A support sign for the Prince William Digital Gateway Project stands along Pageland Lane in Gainesville. (Nathaniel Cline / Virginia Mercury)
PRINCE WILLIAM — Prince William County may be on its way to taking the “Data Center Alley” title from neighboring Loudoun County after initiating a plan to allow the development of data centers across 800 acres previously intended for agricultural use.
The idea originated from dozens of property owners along Pageland Lane in Gainesville who were motivated by growing development around them, including transmission lines and a 3 million square foot data center campus.
“We’re landowners whose corridor has changed, our lifestyle has changed, our safety has changed,” said Mary Ann Ghadban, a Prince William County property owner who spearheaded the plan.
She said Pageland Lane residents have been fighting development and cut-through traffic for more than a decade.

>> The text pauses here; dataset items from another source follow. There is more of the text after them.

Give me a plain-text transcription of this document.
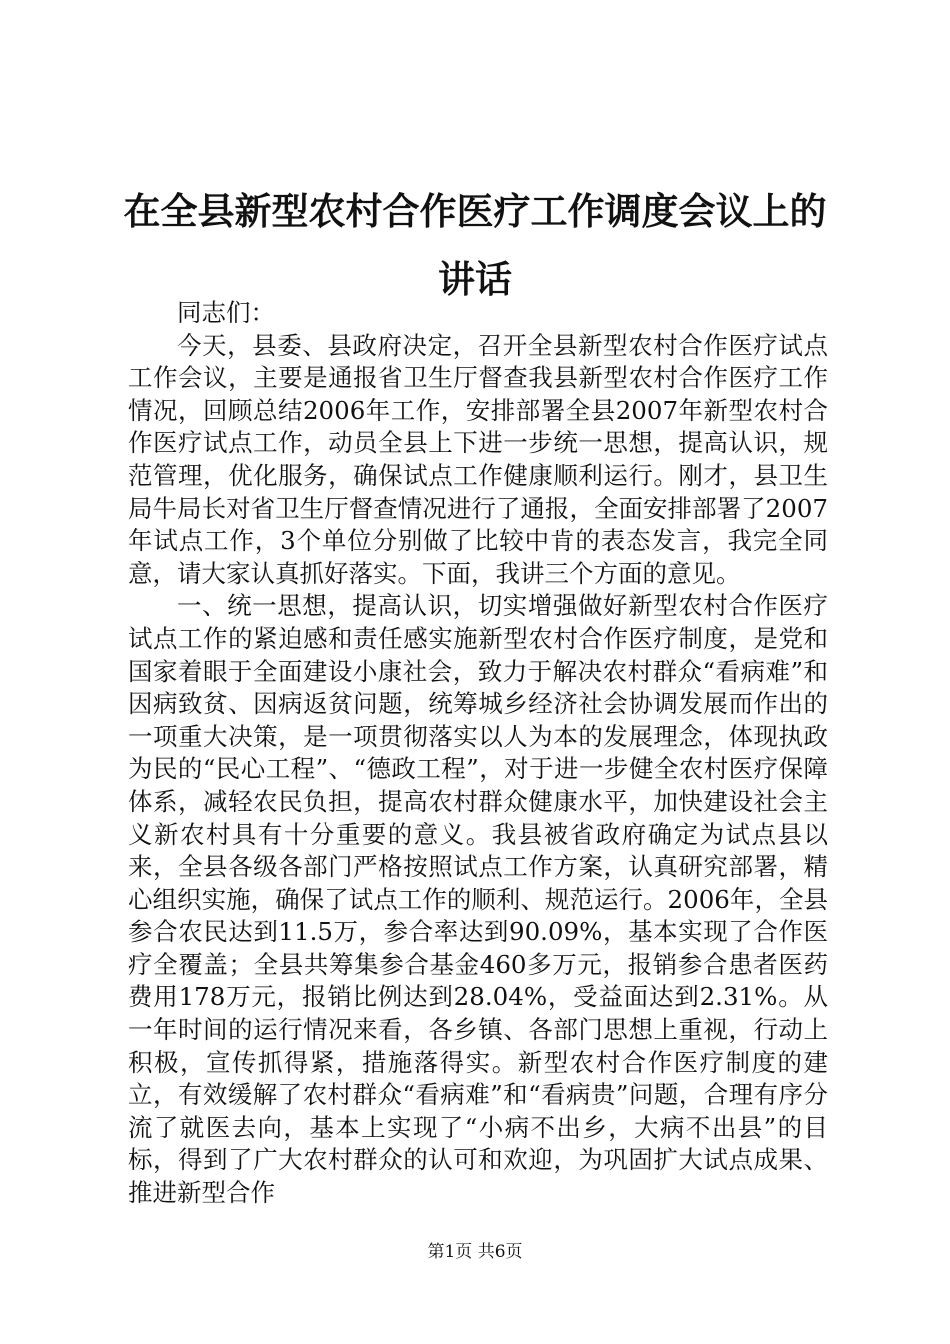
在全县新型农村合作医疗工作调度会议上的讲话

同志们：

今天，县委、县政府决定，召开全县新型农村合作医疗试点工作会议，主要是通报省卫生厅督查我县新型农村合作医疗工作情况，回顾总结2006年工作，安排部署全县2007年新型农村合作医疗试点工作，动员全县上下进一步统一思想，提高认识，规范管理，优化服务，确保试点工作健康顺利运行。刚才，县卫生局牛局长对省卫生厅督查情况进行了通报，全面安排部署了2007年试点工作，3个单位分别做了比较中肯的表态发言，我完全同意，请大家认真抓好落实。下面，我讲三个方面的意见。

一、统一思想，提高认识，切实增强做好新型农村合作医疗试点工作的紧迫感和责任感实施新型农村合作医疗制度，是党和国家着眼于全面建设小康社会，致力于解决农村群众“看病难”和因病致贫、因病返贫问题，统筹城乡经济社会协调发展而作出的一项重大决策，是一项贯彻落实以人为本的发展理念，体现执政为民的“民心工程”、“德政工程”，对于进一步健全农村医疗保障体系，减轻农民负担，提高农村群众健康水平，加快建设社会主义新农村具有十分重要的意义。我县被省政府确定为试点县以来，全县各级各部门严格按照试点工作方案，认真研究部署，精心组织实施，确保了试点工作的顺利、规范运行。2006年，全县参合农民达到11.5万，参合率达到90.09%，基本实现了合作医疗全覆盖；全县共筹集参合基金460多万元，报销参合患者医药费用178万元，报销比例达到28.04%，受益面达到2.31%。从一年时间的运行情况来看，各乡镇、各部门思想上重视，行动上积极，宣传抓得紧，措施落得实。新型农村合作医疗制度的建立，有效缓解了农村群众“看病难”和“看病贵”问题，合理有序分流了就医去向，基本上实现了“小病不出乡，大病不出县”的目标，得到了广大农村群众的认可和欢迎，为巩固扩大试点成果、推进新型合作

第1页 共6页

But after the previous Board of Supervisors voted two years ago to allow the development of the nearby Gainesville Crossing data center campus, Ghadban gathered other property owners to decide what to do next. In her retelling, the group discussed whether they wanted to remain “victims” of future development or see the growth as an opportunity for the county and themselves.
Ultimately, the property owners formally requested the Board of Supervisors to study changing the land use designation of their joint 801 acres from agricultural to one that allows data center development.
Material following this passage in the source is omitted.